Dans les années 90, à la suite de nombreux licenciements dans plusieurs secteurs d’activité, on sent qu’un sentiment de trahison s’installe chez plusieurs travailleurs. Nos parents ont, eux aussi, oeuvré dans ce système, mais en nous mettant en garde : «Fais attention», «ne donne pas tout à l'entreprise», «tu pourrais te faire licencier».
C’est ainsi que les nouvelles générations ont perdu confiance envers les entreprises, incluant celles qui ont exploité leurs parents et leurs grands-parents avant eux. «Pour les jeunes, le travail n’est pas un lieu d’identification, c’est un lieu d’affirmation de leur identité. Ce n’est pas la même chose du tout», indique le chercheur.

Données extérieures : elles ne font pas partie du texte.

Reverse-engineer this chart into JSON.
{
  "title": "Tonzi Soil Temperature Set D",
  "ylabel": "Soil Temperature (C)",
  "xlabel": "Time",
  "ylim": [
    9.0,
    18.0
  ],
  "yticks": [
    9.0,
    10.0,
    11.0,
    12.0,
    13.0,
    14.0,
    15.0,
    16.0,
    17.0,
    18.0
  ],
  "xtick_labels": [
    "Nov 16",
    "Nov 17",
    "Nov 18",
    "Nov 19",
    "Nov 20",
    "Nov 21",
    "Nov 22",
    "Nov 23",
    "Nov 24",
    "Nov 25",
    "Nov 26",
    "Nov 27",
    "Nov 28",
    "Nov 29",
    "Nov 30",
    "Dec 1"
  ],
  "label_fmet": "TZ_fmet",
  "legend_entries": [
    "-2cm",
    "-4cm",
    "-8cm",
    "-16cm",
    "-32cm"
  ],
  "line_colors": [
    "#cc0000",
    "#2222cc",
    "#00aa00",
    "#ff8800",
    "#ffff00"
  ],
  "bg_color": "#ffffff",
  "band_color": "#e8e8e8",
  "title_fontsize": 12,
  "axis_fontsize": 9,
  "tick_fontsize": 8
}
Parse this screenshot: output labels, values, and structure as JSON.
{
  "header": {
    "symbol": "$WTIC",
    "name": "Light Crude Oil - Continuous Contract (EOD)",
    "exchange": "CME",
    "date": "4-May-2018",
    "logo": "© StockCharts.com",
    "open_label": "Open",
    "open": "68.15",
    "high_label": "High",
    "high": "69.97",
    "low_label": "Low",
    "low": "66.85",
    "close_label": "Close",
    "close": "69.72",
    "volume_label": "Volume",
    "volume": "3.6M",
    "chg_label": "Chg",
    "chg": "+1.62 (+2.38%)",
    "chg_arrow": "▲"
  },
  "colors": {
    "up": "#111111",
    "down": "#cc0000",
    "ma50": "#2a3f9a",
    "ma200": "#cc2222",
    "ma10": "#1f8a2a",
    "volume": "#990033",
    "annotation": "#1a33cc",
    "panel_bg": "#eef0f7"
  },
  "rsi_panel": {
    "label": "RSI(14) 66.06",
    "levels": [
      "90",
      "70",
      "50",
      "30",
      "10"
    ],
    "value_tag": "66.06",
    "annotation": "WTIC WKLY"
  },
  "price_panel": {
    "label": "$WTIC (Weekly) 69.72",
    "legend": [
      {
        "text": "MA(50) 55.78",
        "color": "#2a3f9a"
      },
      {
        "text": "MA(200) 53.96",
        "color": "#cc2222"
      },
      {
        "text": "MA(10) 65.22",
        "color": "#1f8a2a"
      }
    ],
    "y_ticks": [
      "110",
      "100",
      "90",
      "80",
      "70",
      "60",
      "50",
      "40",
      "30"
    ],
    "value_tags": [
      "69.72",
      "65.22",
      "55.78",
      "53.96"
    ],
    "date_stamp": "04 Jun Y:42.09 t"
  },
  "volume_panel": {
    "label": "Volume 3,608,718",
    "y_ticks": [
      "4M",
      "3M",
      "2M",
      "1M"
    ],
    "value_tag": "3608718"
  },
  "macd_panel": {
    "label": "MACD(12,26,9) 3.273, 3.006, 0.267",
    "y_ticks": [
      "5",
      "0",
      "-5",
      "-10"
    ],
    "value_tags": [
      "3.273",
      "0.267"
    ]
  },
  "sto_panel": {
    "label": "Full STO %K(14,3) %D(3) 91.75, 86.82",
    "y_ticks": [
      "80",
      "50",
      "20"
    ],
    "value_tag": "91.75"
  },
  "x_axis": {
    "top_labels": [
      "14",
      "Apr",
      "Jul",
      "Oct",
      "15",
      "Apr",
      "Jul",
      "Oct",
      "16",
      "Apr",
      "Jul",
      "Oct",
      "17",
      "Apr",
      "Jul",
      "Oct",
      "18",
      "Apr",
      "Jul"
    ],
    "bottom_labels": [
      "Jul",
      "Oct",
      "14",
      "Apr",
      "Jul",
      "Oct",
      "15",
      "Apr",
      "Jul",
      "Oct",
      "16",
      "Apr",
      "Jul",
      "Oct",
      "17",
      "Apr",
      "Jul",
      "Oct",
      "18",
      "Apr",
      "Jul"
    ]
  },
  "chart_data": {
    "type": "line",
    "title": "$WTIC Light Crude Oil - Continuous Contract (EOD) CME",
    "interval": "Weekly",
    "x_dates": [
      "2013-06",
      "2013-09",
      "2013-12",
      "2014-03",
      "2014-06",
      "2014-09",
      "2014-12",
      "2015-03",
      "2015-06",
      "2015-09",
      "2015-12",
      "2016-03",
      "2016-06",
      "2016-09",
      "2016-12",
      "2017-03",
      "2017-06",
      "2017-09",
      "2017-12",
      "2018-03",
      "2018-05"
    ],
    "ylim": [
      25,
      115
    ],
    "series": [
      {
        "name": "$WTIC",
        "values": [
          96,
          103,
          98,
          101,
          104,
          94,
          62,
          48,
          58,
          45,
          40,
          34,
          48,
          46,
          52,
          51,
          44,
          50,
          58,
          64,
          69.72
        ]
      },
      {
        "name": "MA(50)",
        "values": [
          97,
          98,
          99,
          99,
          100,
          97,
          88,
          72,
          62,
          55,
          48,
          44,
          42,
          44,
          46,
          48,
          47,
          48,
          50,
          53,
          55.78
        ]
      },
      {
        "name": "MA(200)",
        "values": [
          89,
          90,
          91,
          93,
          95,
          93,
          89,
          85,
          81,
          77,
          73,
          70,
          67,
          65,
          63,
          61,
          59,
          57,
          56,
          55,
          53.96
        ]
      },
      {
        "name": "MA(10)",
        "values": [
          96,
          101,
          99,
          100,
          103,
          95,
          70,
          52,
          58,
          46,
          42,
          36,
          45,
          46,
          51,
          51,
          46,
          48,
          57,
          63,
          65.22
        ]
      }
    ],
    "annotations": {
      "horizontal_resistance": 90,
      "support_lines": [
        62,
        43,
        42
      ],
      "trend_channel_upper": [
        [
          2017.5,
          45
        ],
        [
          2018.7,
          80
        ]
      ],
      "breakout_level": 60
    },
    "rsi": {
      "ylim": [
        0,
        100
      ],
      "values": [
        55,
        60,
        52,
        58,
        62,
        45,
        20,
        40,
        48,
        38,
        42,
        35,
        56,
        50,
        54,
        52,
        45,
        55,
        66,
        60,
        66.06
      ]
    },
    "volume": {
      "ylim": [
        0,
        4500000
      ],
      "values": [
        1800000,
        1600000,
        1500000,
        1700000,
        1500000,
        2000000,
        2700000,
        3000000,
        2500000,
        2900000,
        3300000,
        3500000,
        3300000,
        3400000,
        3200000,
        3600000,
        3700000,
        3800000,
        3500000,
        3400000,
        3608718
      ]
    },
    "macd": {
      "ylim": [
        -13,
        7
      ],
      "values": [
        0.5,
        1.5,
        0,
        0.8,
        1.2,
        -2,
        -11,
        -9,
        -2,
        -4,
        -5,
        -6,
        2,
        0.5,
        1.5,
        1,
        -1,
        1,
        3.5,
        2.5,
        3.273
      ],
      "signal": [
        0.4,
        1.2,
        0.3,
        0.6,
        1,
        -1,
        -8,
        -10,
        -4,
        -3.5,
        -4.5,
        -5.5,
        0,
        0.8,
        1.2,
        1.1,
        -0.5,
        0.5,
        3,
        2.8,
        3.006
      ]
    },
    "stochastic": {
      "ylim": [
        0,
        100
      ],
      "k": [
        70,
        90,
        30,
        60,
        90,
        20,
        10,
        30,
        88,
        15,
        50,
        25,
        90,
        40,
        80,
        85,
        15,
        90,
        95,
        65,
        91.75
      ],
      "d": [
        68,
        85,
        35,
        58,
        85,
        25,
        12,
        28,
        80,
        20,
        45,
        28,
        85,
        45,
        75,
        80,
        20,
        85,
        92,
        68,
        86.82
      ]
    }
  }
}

Revoir notre mode de consommation
On se retrouve également face à une intensification du travail. On demande aux jeunes travailleurs toujours plus de productivité, et surtout de flexibilité. «Plus il y a de flexibilité, plus il y a de surcharge mentale et ce n’est pas la même chose que le stress», note Daniel Mercure.
«Pour moi, faire cette tâche, c’est facile, mais mon problème, c’est que j’en ai 30 ou 40 à faire», donne-t-il comme exemple, précisant que c’est encore pire chez les femmes qui se trouvent dans des couples aux valeurs traditionnelles.
Il y a un «essoufflement» qu’on peut constater grâce à plusieurs données, comme la consommation de médicaments, souligne Daniel Mercure. Incidemment, dans un rapport de la compagnie d’assurance Sunlife on montre qu’entre 2019 et 2021 les demandes de remboursement pour des médicaments liés aux problèmes mentaux ont augmenté de 24 % chez les employés de moins de 30 ans.
C’est ainsi qu’apparaît la nécessité de trouver un meilleur équilibre entre le travail et la vie privée: avoir d’aussi longues carrières, mais en travaillant moins d’heures par semaine. Ce qui demanderait de revoir notre société de consommation, soutient le professeur.
«Le raisonnement qui peut être tenu c’est: est-ce qu’on a besoin de toute cette consommation? Réduire cette consommation, ça veut dire aussi changer le mode de vie [et] de liberté. Alors, est-ce qu’on est prêt à ne plus voyager, à ne plus expérimenter le monde, à ne plus avoir les derniers outils techniques et technologiques?»